Let [tex]q[/tex] be the unknown amount of the chemical originally in the pond, so [tex]Q(0)=q[/tex].
a. The incoming water introduces the chemical at a rate of
[tex]Q'_{\rm in}=\left(0.1\dfrac{\rm kg}{\rm L}\right)\left(4\dfrac{\rm L}{\rm hr}\right)=\dfrac25\dfrac{\rm kg}{\rm hr}[/tex]
and the mixture flows out at a rate of
[tex]Q'_{\rm out}=\left(\dfrac Q{2760}\dfrac{\rm kg}{\rm L}\right)\left(4\dfrac{\rm L}{\rm hr}\right)=\dfrac Q{690}\dfrac{\rm kg}{\rm hr}[/tex]
so that the net rate of change (in kg/hr) of the chemical in the pond is given by the differential equation,
[tex]\boxed{Q'=\dfrac25-\dfrac Q{690}}[/tex]
b. The ODE is linear; multiplying both sides by [tex]e^{t/690}[/tex] gives
[tex]e^{t/690}Q'+\dfrac{e^{t/690}}{690}Q=\dfrac{2e^{t/690}}5[/tex]
Condense the left side into the derivative of a product:
[tex]\left(e^{t/690}Q\right)'=\dfrac{2e^{t/690}}5[/tex]
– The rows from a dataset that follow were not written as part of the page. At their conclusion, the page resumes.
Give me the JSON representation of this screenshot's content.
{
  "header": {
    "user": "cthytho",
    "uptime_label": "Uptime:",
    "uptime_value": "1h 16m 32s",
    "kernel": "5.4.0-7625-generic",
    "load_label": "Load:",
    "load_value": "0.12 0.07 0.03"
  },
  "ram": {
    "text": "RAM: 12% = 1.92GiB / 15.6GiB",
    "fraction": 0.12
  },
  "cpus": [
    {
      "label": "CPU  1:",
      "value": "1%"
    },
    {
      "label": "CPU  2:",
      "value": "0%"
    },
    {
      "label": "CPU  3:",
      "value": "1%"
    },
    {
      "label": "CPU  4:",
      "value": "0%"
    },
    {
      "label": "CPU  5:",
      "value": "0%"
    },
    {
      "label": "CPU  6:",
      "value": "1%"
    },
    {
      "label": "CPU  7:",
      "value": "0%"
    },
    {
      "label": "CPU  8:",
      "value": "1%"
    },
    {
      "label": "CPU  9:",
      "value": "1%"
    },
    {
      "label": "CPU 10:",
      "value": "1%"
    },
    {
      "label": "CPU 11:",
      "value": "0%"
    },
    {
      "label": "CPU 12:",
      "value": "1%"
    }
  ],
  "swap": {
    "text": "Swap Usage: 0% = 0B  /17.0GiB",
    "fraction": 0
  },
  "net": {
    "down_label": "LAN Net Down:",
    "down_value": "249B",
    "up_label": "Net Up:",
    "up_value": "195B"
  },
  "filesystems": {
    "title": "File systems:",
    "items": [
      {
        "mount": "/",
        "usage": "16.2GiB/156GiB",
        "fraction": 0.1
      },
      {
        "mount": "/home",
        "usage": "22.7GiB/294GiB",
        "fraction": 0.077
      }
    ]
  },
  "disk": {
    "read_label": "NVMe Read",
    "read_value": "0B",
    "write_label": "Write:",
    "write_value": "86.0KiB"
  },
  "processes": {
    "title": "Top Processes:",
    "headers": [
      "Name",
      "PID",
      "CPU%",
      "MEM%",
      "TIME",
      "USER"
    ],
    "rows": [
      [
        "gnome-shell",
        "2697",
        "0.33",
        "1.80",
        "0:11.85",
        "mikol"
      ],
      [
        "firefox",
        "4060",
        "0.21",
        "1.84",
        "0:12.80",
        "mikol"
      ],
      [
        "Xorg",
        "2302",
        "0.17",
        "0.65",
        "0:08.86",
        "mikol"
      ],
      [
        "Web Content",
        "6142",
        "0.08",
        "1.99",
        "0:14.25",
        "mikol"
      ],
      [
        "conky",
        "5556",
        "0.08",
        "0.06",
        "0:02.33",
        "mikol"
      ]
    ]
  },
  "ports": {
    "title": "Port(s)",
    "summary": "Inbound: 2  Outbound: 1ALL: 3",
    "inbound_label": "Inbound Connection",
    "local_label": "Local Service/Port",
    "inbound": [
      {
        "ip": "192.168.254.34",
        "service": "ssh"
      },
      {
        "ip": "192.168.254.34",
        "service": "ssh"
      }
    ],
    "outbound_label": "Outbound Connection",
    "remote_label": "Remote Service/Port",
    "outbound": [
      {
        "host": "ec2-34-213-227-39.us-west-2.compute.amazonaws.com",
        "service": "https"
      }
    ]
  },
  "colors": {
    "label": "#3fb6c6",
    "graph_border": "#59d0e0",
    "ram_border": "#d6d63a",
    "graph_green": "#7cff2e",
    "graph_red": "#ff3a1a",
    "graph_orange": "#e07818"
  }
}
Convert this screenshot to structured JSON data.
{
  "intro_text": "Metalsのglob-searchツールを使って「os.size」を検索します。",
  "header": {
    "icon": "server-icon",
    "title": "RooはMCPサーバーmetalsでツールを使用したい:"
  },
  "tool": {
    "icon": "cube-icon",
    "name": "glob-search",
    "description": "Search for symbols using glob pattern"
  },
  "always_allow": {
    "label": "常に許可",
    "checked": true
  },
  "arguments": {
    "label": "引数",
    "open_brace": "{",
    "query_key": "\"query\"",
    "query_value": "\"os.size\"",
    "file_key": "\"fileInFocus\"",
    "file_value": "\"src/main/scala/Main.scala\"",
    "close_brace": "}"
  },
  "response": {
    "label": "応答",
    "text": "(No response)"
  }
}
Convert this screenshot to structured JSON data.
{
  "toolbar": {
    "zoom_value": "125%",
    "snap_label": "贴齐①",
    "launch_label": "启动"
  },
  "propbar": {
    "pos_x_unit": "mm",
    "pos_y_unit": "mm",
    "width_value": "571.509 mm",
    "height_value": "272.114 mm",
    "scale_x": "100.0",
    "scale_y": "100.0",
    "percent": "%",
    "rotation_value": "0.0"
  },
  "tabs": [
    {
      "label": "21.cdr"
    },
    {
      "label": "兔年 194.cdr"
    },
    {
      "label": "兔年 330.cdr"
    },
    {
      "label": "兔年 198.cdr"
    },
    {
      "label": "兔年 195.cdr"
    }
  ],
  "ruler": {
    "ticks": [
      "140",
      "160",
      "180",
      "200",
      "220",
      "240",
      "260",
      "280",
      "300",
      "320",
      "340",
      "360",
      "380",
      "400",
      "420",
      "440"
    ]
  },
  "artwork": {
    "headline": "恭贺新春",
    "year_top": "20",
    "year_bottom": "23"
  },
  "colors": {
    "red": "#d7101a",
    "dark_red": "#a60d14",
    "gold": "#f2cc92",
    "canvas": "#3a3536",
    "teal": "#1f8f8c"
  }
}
Integrate both sides to get
[tex]e^{t/690}Q=276e^{t/690}+C[/tex]
and solve for [tex]Q[/tex] to get
[tex]Q=276+Ce^{-t/690}[/tex]
The pond starts with [tex]q[/tex] kg of the chemical, so when [tex]t=0[/tex] we have
[tex]q=276+C\implies C=q-276[/tex]
so that the amount of chemical in the water at time [tex]t[/tex] is
[tex]Q(t)=276+(q-276)e^{-t/690}[/tex]
As [tex]t\to\infty[/tex], the exponential term will converge to 0, leaving a fixed amount of 276 kg of the chemical in the pond.